National Survey of 1,000 Likely Voters
Conducted August 1, 2008 By Rasmussen Reports

1) How confident are you that the Social Security system will pay you all promised retirement benefits during your lifetime?

15% Very confident
29% Somewhat confident
28% Not very confident
25% Not at all confident
3% Not sure

2) Should working Americans be allowed to opt out of Social Security and provide for their own retirement planning?

45% Yes
41% No
13% Not sure

3) Is Social Security a good deal for working Americans today?

46% Yes
37% No
18% Not sure

4) Currently, people pay Social Security taxes on the first $102,000 workers earn each year. People who make more than that do not pay Social Security taxes on salary and wages above that level. Should Social Security taxes be paid on ALL OR MOST OF THE income workers earn each year?

62% Yes
25% No
13% Not sure

5) Should people who pay more in Social Security taxes receive more Social Security benefits when they retire?

62% Yes
24% No
14% Not sure

NOTE: Margin of Sampling Error, +/- 3 percentage points with a 95% level of confidence

3 comments:

Patrick R. Sullivan said...

53% aren't confident they'll receive all their benefits, yet only 37% think SS isn't a good deal!

Bruce Webb said...

Patrick

78% of 160% = 125%.
I know Andrew understands the significnce of what I dubbed Rosser's Equation. That you don't says more about you than the resondants to this survey.

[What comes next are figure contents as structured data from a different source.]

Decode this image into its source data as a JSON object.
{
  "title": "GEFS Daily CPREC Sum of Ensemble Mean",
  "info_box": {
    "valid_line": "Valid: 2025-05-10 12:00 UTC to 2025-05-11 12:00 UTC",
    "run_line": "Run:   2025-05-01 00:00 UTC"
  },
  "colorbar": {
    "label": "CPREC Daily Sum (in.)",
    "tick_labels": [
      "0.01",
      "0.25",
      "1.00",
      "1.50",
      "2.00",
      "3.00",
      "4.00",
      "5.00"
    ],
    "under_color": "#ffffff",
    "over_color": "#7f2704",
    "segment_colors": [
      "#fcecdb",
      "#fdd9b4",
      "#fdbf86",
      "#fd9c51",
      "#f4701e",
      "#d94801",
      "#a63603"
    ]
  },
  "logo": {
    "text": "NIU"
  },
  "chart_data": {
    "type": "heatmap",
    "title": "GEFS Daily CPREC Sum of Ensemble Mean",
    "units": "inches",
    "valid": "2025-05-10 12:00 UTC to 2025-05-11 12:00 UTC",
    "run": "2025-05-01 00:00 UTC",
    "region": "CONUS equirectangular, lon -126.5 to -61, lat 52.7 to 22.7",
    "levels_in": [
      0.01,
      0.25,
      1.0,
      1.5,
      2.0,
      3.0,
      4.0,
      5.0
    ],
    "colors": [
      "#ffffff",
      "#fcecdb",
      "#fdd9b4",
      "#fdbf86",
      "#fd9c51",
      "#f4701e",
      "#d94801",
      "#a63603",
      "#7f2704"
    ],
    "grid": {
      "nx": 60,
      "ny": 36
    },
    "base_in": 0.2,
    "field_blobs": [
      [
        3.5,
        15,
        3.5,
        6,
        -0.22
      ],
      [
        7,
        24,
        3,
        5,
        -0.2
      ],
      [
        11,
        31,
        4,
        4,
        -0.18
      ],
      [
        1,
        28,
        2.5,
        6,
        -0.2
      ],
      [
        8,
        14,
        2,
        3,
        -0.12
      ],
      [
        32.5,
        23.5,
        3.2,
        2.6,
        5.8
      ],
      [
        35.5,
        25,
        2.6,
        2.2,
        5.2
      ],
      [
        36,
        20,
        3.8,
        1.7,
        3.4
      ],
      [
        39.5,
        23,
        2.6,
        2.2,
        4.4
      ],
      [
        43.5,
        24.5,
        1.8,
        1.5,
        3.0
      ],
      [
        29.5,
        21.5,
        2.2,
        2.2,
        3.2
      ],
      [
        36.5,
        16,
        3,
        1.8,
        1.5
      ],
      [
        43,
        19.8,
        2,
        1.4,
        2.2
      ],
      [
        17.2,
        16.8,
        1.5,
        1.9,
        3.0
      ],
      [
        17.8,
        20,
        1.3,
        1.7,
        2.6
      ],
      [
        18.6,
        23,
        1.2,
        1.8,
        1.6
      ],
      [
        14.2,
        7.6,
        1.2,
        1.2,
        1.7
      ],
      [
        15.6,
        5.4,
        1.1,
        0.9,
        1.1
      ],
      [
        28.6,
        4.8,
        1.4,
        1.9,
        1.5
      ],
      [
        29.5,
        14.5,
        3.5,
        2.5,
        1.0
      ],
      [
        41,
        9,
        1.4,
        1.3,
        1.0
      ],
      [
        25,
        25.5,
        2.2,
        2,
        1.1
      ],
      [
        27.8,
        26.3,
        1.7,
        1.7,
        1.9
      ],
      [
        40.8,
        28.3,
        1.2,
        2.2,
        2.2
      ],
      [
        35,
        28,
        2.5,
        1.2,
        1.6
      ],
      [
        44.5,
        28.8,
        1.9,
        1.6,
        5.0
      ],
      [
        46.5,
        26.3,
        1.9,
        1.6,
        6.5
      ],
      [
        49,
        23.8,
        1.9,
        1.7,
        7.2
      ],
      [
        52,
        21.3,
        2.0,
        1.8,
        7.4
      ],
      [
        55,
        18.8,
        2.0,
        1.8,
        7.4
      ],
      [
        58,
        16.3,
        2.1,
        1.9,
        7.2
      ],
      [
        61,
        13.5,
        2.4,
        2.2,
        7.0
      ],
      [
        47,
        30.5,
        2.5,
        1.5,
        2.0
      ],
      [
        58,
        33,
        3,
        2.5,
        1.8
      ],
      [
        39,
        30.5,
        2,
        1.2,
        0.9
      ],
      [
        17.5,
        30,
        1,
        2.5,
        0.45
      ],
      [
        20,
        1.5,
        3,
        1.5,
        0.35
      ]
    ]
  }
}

It is the difference between 'great deal' and 'good deal'.

Andrew G. Biggs said...

Bruce,
I'm not keen on thinking about Social Security or reform in terms of how good a deal is (the combination of the 'back transfer' to early participants and unfavorable demographics determine what Social Security's rate of return is, and there's not much we can do to fix that).
But whether Social Security is a good deal doesn't just depend on the level of benefits, as your example implies, but on the relation between how much you pay and how much you get. According to SSA's actuaries, a couple retiring today could expect around a 2.3% return on their taxes, while a couple retiring in 2050 can expect around 1.5%. Funded with 12% of their earnings and compounded over their whole lives that's a lot of money, even if the real level of benefits they'll get is higher than today's.